La breve unità è strutturata come allenamento a intervalli: invece di allenarsi per parecchio tempo a media intensità, come si fa nell’allenamento aerobico, nell’allenamento a intervalli si passa fasi molto intense a pause attive. In questo modo il fisico arriva ai suoi limiti anche in breve tempo e fa sì che il cuore pompi sangue. Ciò nonostante, per il corpo è importante effettuare ogni tanto anche delle unità cardio più lunghe: non si deve in ogni caso rinunciare alla corsa o a un lungo giro in bici.

Quanto deve essere duro

L’obiettivo del cardio-training è di mettere il corpo a dura prova, perciò il sudore è ben accetto. Ma attenzione: ognuno ha i propri limiti. Si spinga solo sin dove si sente ancora a suo agio e non rimanga senza fiato.
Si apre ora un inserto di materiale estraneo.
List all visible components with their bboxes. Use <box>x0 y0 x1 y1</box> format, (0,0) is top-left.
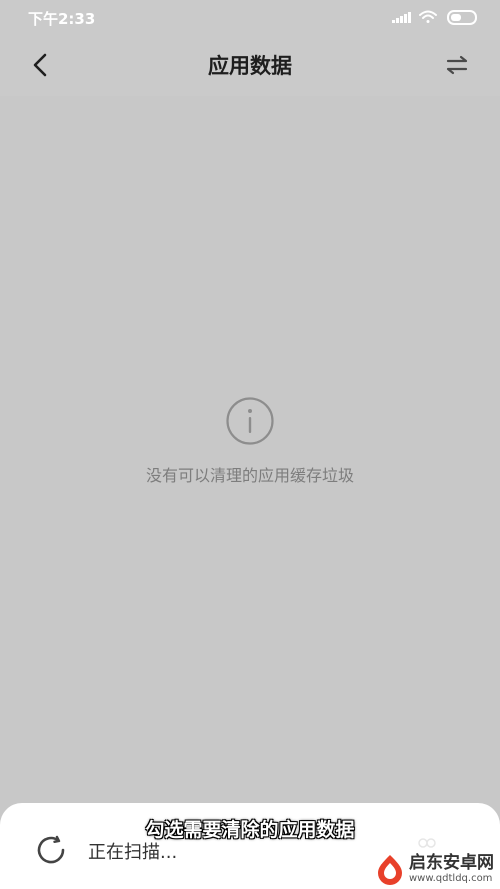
empty-message: 没有可以清理的应用缓存垃圾 <box>145 466 354 485</box>
wifi-icon <box>419 10 437 23</box>
title-bar: 应用数据 <box>0 34 500 96</box>
page-title: 应用数据 <box>208 54 292 78</box>
status-icons <box>392 10 477 25</box>
battery-icon <box>447 10 477 25</box>
info-icon <box>226 397 274 445</box>
status-time: 下午2:33 <box>28 10 96 28</box>
watermark: 启东安卓网 www.qdtldq.com <box>375 853 494 885</box>
bottom-sheet: 正在扫描... 勾选需要清除的应用数据 启东安卓网 www.qdtldq.com <box>0 803 500 889</box>
empty-state: 没有可以清理的应用缓存垃圾 <box>0 396 500 486</box>
status-bar: 下午2:33 <box>0 0 500 34</box>
watermark-title: 启东安卓网 <box>409 853 494 873</box>
watermark-logo <box>378 855 402 885</box>
signal-icon <box>392 12 411 23</box>
switch-arrows-icon[interactable] <box>444 52 470 78</box>
faint-icon <box>418 838 436 848</box>
watermark-url: www.qdtldq.com <box>409 873 493 884</box>
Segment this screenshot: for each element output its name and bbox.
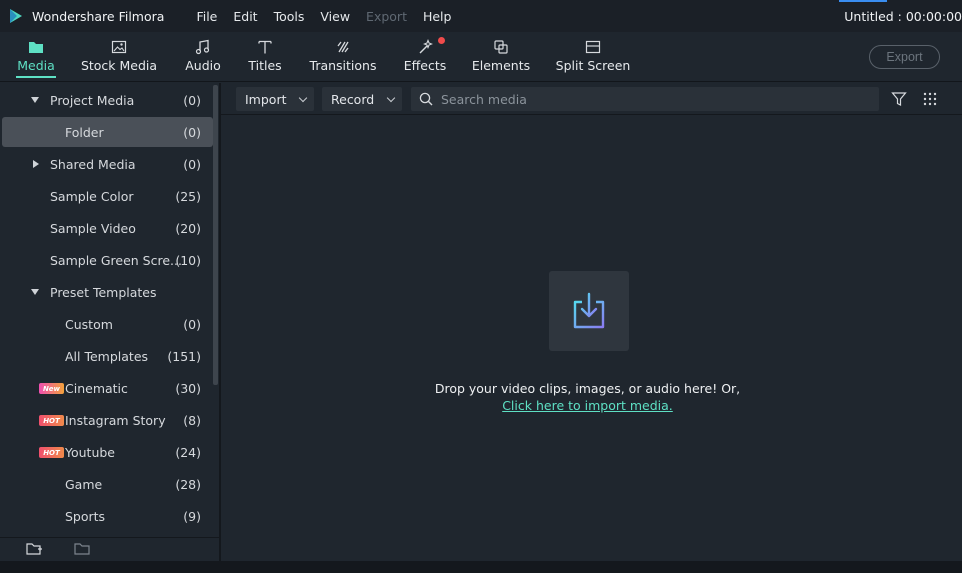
tab-elements[interactable]: Elements: [472, 32, 530, 82]
title-accent-line: [839, 0, 887, 2]
sidebar-footer: [0, 537, 219, 561]
split-screen-icon: [584, 38, 602, 56]
tree-item-folder[interactable]: Folder (0): [2, 117, 213, 147]
import-media-link[interactable]: Click here to import media.: [221, 398, 954, 413]
media-panel: Import Record Search media Drop your vid…: [221, 83, 962, 561]
tree-item-all-templates[interactable]: All Templates (151): [2, 341, 213, 371]
filmora-logo-icon: [8, 8, 24, 24]
tree-item-cinematic[interactable]: New Cinematic (30): [2, 373, 213, 403]
new-folder-icon[interactable]: [26, 542, 42, 556]
menu-export: Export: [366, 8, 407, 24]
tab-transitions[interactable]: Transitions: [310, 32, 376, 82]
folder-outline-icon[interactable]: [74, 542, 90, 556]
menu-file[interactable]: File: [196, 9, 217, 24]
magic-wand-icon: [416, 38, 434, 56]
layers-icon: [492, 38, 510, 56]
tab-audio[interactable]: Audio: [185, 32, 221, 82]
menu-edit[interactable]: Edit: [233, 9, 257, 24]
chevron-down-icon: [298, 93, 308, 103]
tree-item-instagram-story[interactable]: HOT Instagram Story (8): [2, 405, 213, 435]
export-button[interactable]: Export: [869, 45, 940, 69]
menu-view[interactable]: View: [320, 9, 350, 24]
tree-item-sample-video[interactable]: Sample Video (20): [2, 213, 213, 243]
tab-media[interactable]: Media: [16, 32, 56, 82]
drop-instructions: Drop your video clips, images, or audio …: [434, 381, 741, 396]
folder-icon: [27, 38, 45, 56]
search-input[interactable]: [441, 89, 861, 109]
tree-item-shared-media[interactable]: Shared Media (0): [2, 149, 213, 179]
menu-help[interactable]: Help: [423, 9, 452, 24]
tree-item-sports[interactable]: Sports (9): [2, 501, 213, 531]
tab-titles[interactable]: Titles: [248, 32, 282, 82]
import-dropdown[interactable]: Import: [236, 87, 314, 111]
image-icon: [110, 38, 128, 56]
import-download-icon: [571, 290, 607, 333]
tree-item-sample-green-screen[interactable]: Sample Green Scre... (10): [2, 245, 213, 275]
filter-icon[interactable]: [891, 91, 907, 107]
hot-badge: HOT: [39, 415, 64, 426]
menu-bar: File Edit Tools View Export Help: [196, 9, 467, 24]
text-t-icon: [256, 38, 274, 56]
bottom-edge: [0, 561, 962, 573]
search-icon: [419, 92, 433, 106]
tree-item-game[interactable]: Game (28): [2, 469, 213, 499]
record-dropdown[interactable]: Record: [322, 87, 402, 111]
tree-item-preset-templates[interactable]: Preset Templates: [2, 277, 213, 307]
active-tab-indicator: [16, 76, 56, 78]
grid-view-icon[interactable]: [923, 92, 937, 106]
tab-stock-media[interactable]: Stock Media: [81, 32, 157, 82]
module-tabs: Media Stock Media Audio Titles Transitio…: [0, 32, 962, 82]
notification-dot: [438, 37, 445, 44]
sidebar-scrollbar[interactable]: [213, 85, 218, 385]
search-box: [411, 87, 879, 111]
menu-tools[interactable]: Tools: [274, 9, 305, 24]
new-badge: New: [39, 383, 64, 394]
tree-item-sample-color[interactable]: Sample Color (25): [2, 181, 213, 211]
music-note-icon: [194, 38, 212, 56]
chevron-down-icon: [386, 93, 396, 103]
caret-down-icon[interactable]: [31, 97, 39, 103]
project-status: Untitled : 00:00:00: [844, 9, 962, 24]
media-toolbar: Import Record: [221, 83, 962, 115]
media-library-sidebar: Project Media (0) Folder (0) Shared Medi…: [0, 83, 219, 537]
tab-split-screen[interactable]: Split Screen: [556, 32, 630, 82]
app-name: Wondershare Filmora: [32, 8, 165, 24]
hot-badge: HOT: [39, 447, 64, 458]
tree-item-youtube[interactable]: HOT Youtube (24): [2, 437, 213, 467]
caret-right-icon[interactable]: [33, 160, 39, 168]
tab-effects[interactable]: Effects: [404, 32, 446, 82]
transition-icon: [334, 38, 352, 56]
title-bar: Wondershare Filmora File Edit Tools View…: [0, 0, 962, 32]
caret-down-icon[interactable]: [31, 289, 39, 295]
tree-item-custom[interactable]: Custom (0): [2, 309, 213, 339]
tree-item-project-media[interactable]: Project Media (0): [2, 85, 213, 115]
import-drop-zone[interactable]: [549, 271, 629, 351]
Il nostro cardio-training di 10 minuti è adatto anche ai principianti, ma con un paio di trucchetti lo si può rendere più duro:

  • più veloci sono i movimenti, maggiore è la fatica.
  • camminare nella fase di pausa attiva è troppo semplice? si può fare jogging sul posto.
  • nei singoli esercizi del programma si trovano anche le possibilità per renderli più ardui.
  • per chi non ne ha abbastanza, basta aggiungere un allenamento della forza o un’unità di yoga.
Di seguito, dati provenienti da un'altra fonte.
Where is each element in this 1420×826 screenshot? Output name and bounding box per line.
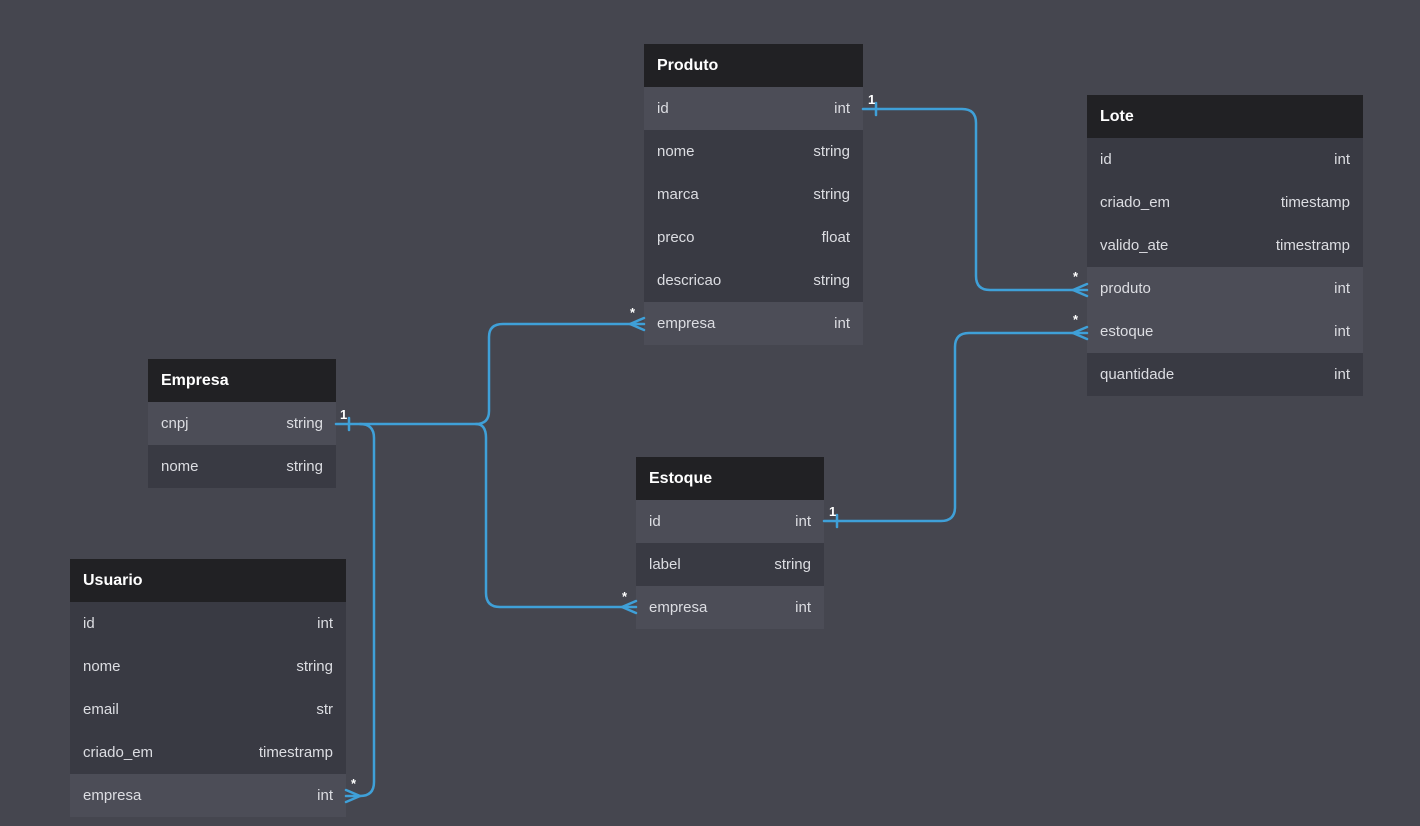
field-row-criado-em[interactable]: criado_em timestamp [1087, 181, 1363, 224]
field-type: int [834, 100, 850, 117]
relation-produto-lote[interactable] [861, 107, 1089, 292]
field-type: string [774, 556, 811, 573]
field-row-descricao[interactable]: descricao string [644, 259, 863, 302]
cardinality-one-label: 1 [829, 504, 836, 519]
field-row-label[interactable]: label string [636, 543, 824, 586]
field-row-nome[interactable]: nome string [148, 445, 336, 488]
field-row-marca[interactable]: marca string [644, 173, 863, 216]
field-type: int [317, 787, 333, 804]
field-type: string [286, 458, 323, 475]
field-type: int [1334, 323, 1350, 340]
field-type: int [1334, 151, 1350, 168]
cardinality-many-label: * [1073, 269, 1079, 284]
table-header[interactable]: Lote [1087, 95, 1363, 138]
relation-estoque-lote[interactable] [822, 331, 1089, 523]
field-type: timestramp [258, 744, 333, 761]
field-type: int [1334, 366, 1350, 383]
field-type: string [296, 658, 333, 675]
field-name: marca [657, 186, 699, 203]
field-name: valido_ate [1100, 237, 1169, 254]
field-name: email [83, 701, 119, 718]
field-type: timestamp [1280, 194, 1350, 211]
relation-empresa-produto[interactable] [334, 322, 646, 426]
crowfoot-many-mark [1071, 325, 1089, 341]
field-name: id [83, 615, 95, 632]
cardinality-many-label: * [1073, 312, 1079, 327]
table-header[interactable]: Empresa [148, 359, 336, 402]
field-row-email[interactable]: email str [70, 688, 346, 731]
field-name: criado_em [1100, 194, 1171, 211]
field-name: empresa [657, 315, 716, 332]
field-row-id[interactable]: id int [644, 87, 863, 130]
field-row-empresa[interactable]: empresa int [636, 586, 824, 629]
field-name: descricao [657, 272, 722, 289]
field-type: int [795, 599, 811, 616]
field-name: nome [657, 143, 695, 160]
table-lote[interactable]: Lote id int criado_em timestamp valido_a… [1087, 95, 1363, 396]
field-type: int [317, 615, 333, 632]
field-row-quantidade[interactable]: quantidade int [1087, 353, 1363, 396]
field-name: estoque [1100, 323, 1154, 340]
field-type: str [316, 701, 333, 718]
field-row-empresa[interactable]: empresa int [644, 302, 863, 345]
cardinality-many-label: * [630, 305, 636, 320]
field-name: produto [1100, 280, 1151, 297]
field-row-criado-em[interactable]: criado_em timestramp [70, 731, 346, 774]
field-type: int [1334, 280, 1350, 297]
field-name: empresa [83, 787, 142, 804]
cardinality-one-label: 1 [340, 407, 347, 422]
crowfoot-many-mark [620, 599, 638, 615]
crowfoot-many-mark [628, 316, 646, 332]
field-name: cnpj [161, 415, 189, 432]
cardinality-many-label: * [622, 589, 628, 604]
field-row-id[interactable]: id int [1087, 138, 1363, 181]
field-row-valido-ate[interactable]: valido_ate timestramp [1087, 224, 1363, 267]
field-name: nome [83, 658, 121, 675]
table-header[interactable]: Usuario [70, 559, 346, 602]
field-row-id[interactable]: id int [636, 500, 824, 543]
field-row-empresa[interactable]: empresa int [70, 774, 346, 817]
field-row-nome[interactable]: nome string [644, 130, 863, 173]
field-name: id [649, 513, 661, 530]
table-header[interactable]: Estoque [636, 457, 824, 500]
field-name: id [1100, 151, 1112, 168]
cardinality-many-label: * [351, 776, 357, 791]
field-name: id [657, 100, 669, 117]
field-type: string [813, 143, 850, 160]
crowfoot-many-mark [1071, 282, 1089, 298]
table-usuario[interactable]: Usuario id int nome string email str cri… [70, 559, 346, 817]
relation-empresa-estoque[interactable] [474, 422, 638, 609]
field-row-estoque[interactable]: estoque int [1087, 310, 1363, 353]
field-type: int [834, 315, 850, 332]
field-type: float [821, 229, 850, 246]
field-name: quantidade [1100, 366, 1175, 383]
relation-empresa-usuario[interactable] [344, 422, 376, 798]
crowfoot-many-mark [344, 788, 362, 804]
table-produto[interactable]: Produto id int nome string marca string … [644, 44, 863, 345]
cardinality-one-label: 1 [868, 92, 875, 107]
field-row-id[interactable]: id int [70, 602, 346, 645]
field-type: string [286, 415, 323, 432]
table-empresa[interactable]: Empresa cnpj string nome string [148, 359, 336, 488]
field-row-preco[interactable]: preco float [644, 216, 863, 259]
field-name: nome [161, 458, 199, 475]
field-name: criado_em [83, 744, 154, 761]
field-type: timestramp [1275, 237, 1350, 254]
table-header[interactable]: Produto [644, 44, 863, 87]
field-name: preco [657, 229, 695, 246]
table-estoque[interactable]: Estoque id int label string empresa int [636, 457, 824, 629]
field-row-produto[interactable]: produto int [1087, 267, 1363, 310]
field-name: label [649, 556, 681, 573]
field-type: string [813, 272, 850, 289]
field-row-nome[interactable]: nome string [70, 645, 346, 688]
field-type: string [813, 186, 850, 203]
field-name: empresa [649, 599, 708, 616]
field-row-cnpj[interactable]: cnpj string [148, 402, 336, 445]
diagram-canvas: Produto id int nome string marca string … [0, 0, 1420, 826]
field-type: int [795, 513, 811, 530]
Allenare la circolazione cardiovascolare: perché

  • La circolazione necessità di movimento, perché grazie a esso il cuore deve lavorare di più, pompa più sangue in circolo e dunque rifornisce meglio di ossigeno tutti gli organi. Anche i muscoli vengono riforniti di sostanze nutritive e ossigeno e possono quindi fornire un maggiore rendimento.
  • Un cuore allenato lavora in modo più economico, il che significa che batte più lentamente ma a ogni battito pompa una maggiore quantità di sangue che va in circolo. In questo modo non solo lo si preserva da sforzi eccessivi: con il passar del tempo la pressione arteriosa si abbassa, si prevengono disturbi della circolazione sanguigna, quali trombosi o infarti cardiaci, e si migliorano i valori del colesterolo.
  • Grazie a cardio-training regolare, aumentano i globuli rossi e l’emoglobina. In questo modo, il corpo può immagazzinare più ossigeno e incrementare l’ossigenazione di organi e muscoli. Anche il sistema immunitario e i valori glicemici sono influenzati positivamente.
  • Si stanno compiendo ricerche sull’effetto del cardio-training per tumori, depressioni e osteoporosi. Si pensa che il cardio-training abbia un effettivo preventivo anche di queste malattie.